MALLA NUNN: „EIN SCHÖNER ORT ZU STERBEN"

Wenn Anfang der 50er Jahre der Polizeichef eines Provinznests in Südafrika ermordet aufgefunden wird, kann nach dem Selbstverständnis der herrschenden Weißen nur ein Schwarzer der Mörder gewesen sein. In den Jahren nach dem Zweiten Weltkrieg hatte die von den Buren dominierte Staatsgewalt die Apartheid mit weiteren Rassen- und Sittlichkeitsgesetzen verschärft und die Schergen der „Security Branch" sorgten für die rabiate Ahndung eventueller Verstöße.

Das ist der düstere gesellschaftliche Rahmen in Malla Nunns Kriminalroman „Ein schöner Ort zu sterben". Zur Aufklärung des Verbrechsn an dem Polizeioffizier entsendet man aus dem fernen Johannesburg den englisch-stämmigen Detective Sergeant Emmanuel Cooper, der nun ganz allein auf sich gestellt in Jacob's Rest in dieser von Misstrauen, Angst und gewalttätigem Rassendünkel aufgeladenen Athmosphäre die Wahrheit herausfinden soll. Dabei wird ihm der Täter quasi auf dem Tablett serviert, ein Sittenstrolch, der seit einiger Zeit Frauen in der Gegend belästigt hat. Und natürlich ist es ein Schwarzer.

Dabei steht jegliche Beziehung über die Rassengrenzen hinweg unter Strafe und die gottesfürchtige Witwe von Polizei-Chef Pretorius erklärt Cooper voller Überzeugung: „Wir Europäer haben uns bereits weiter vom Tier wegentwickelt als die Schwarzen und die Farbigen." Das ist quasi die Grundlage des Rassenwahns insbesondere der Afrikaander mit dem strenggläubigen niederländischen Hintergrund. Weshalb die Witwe auch unmissverständlich sagt, dass nur entartete Menschen die gottgegebenen Grenzen zwischen den Stämmen der Weißen und der Schwarzen überschreiten.

Die „Missus" des vermeintlich so rechtschaffenen Pretorius wird dabei von ihren selbstgefälligen Söhnen in ihrem Wahn von der reinen weißen Rasse tatkräftig unterstützt und der zarte Louis fühlt sich gar zu besonderem Missionarstum auserwählt. Unausweichlich stößt der der Vernunft und seinem Auftrag der Tatsachenfeststellung verpflichtete Cooper auf mal heimtückischen, mal offen gewaltsamen Widerstand jener Weißen, bei denen er mit seinen Nachforschungen aber auch mit seinem eher unverkrampften Umgang mit den Nichtweißen wütendes Unverständnis hervorruft.

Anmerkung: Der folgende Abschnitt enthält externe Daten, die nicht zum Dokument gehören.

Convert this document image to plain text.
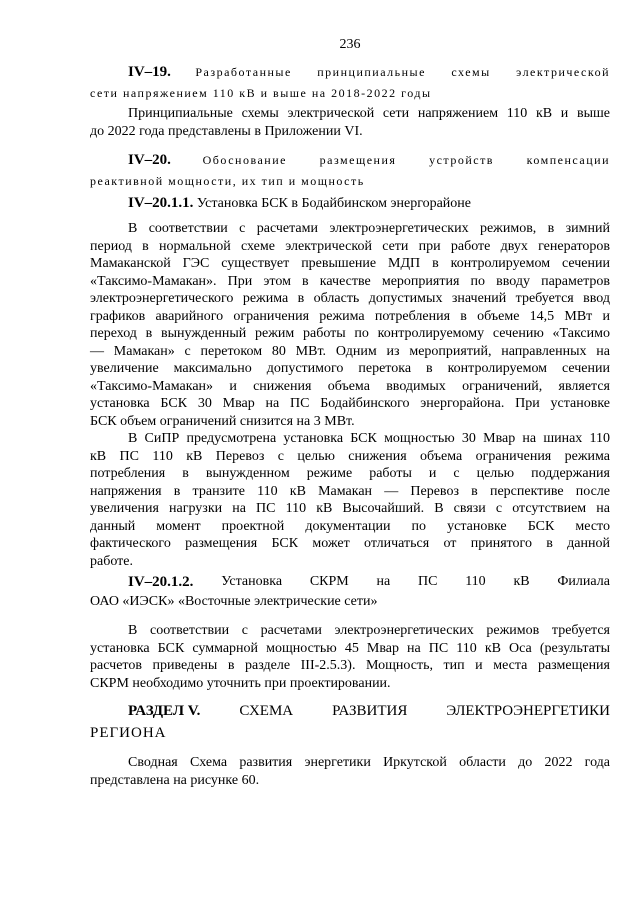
236
IV–19. Разработанные принципиальные схемы электрической
сети напряжением 110 кВ и выше на 2018-2022 годы
Принципиальные схемы электрической сети напряжением 110 кВ и выше
до 2022 года представлены в Приложении VI.
IV–20.	Обоснование размещения устройств компенсации
реактивной мощности, их тип и мощность
IV–20.1.1. Установка БСК в Бодайбинском энергорайоне
В соответствии с расчетами электроэнергетических режимов, в зимний
период в нормальной схеме электрической сети при работе двух генераторов
Мамаканской ГЭС существует превышение МДП в контролируемом сечении
«Таксимо-Мамакан». При этом в качестве мероприятия по вводу параметров
электроэнергетического режима в область допустимых значений требуется ввод
графиков аварийного ограничения режима потребления в объеме 14,5 МВт и
переход в вынужденный режим работы по контролируемому сечению «Таксимо
— Мамакан» с перетоком 80 МВт. Одним из мероприятий, направленных на
увеличение максимально допустимого перетока в контролируемом сечении
«Таксимо-Мамакан» и снижения объема вводимых ограничений, является
установка БСК 30 Мвар на ПС Бодайбинского энергорайона. При установке
БСК объем ограничений снизится на 3 МВт.
В СиПР предусмотрена установка БСК мощностью 30 Мвар на шинах 110
кВ ПС 110 кВ Перевоз с целью снижения объема ограничения режима
потребления в вынужденном режиме работы и с целью поддержания
напряжения в транзите 110 кВ Мамакан — Перевоз в перспективе после
увеличения нагрузки на ПС 110 кВ Высочайший. В связи с отсутствием на
данный момент проектной документации по установке БСК место
фактического размещения БСК может отличаться от принятого в данной
работе.
IV–20.1.2. Установка СКРМ на ПС 110 кВ Филиала
ОАО «ИЭСК» «Восточные электрические сети»
В соответствии с расчетами электроэнергетических режимов требуется
установка БСК суммарной мощностью 45 Мвар на ПС 110 кВ Оса (результаты
расчетов приведены в разделе III-2.5.3). Мощность, тип и места размещения
СКРМ необходимо уточнить при проектировании.
РАЗДЕЛ V.	СХЕМА	РАЗВИТИЯ	ЭЛЕКТРОЭНЕРГЕТИКИ
РЕГИОНА
Сводная Схема развития энергетики Иркутской области до 2022 года
представлена на рисунке 60.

Und er stößt auf Geheimnisse, die so gar nicht zu den Unsittlichkeitsgesetzen passen wollen, denn der ehrbare Pretorius hat sich offenbar selbst nicht daran gehalten. Als „Entarteter" hat er sich in die junge Farbige Davida verliebt und in aller Heimlichkeit sämtliche Vorschriften gebrochen. Natürlich können seine Söhne nicht zulassen, dass auch nur der Schatten des Verdachtes, ihr Vater könnte ein Lügner und Ehebrecher gewesen sein, auf die Familie fällt.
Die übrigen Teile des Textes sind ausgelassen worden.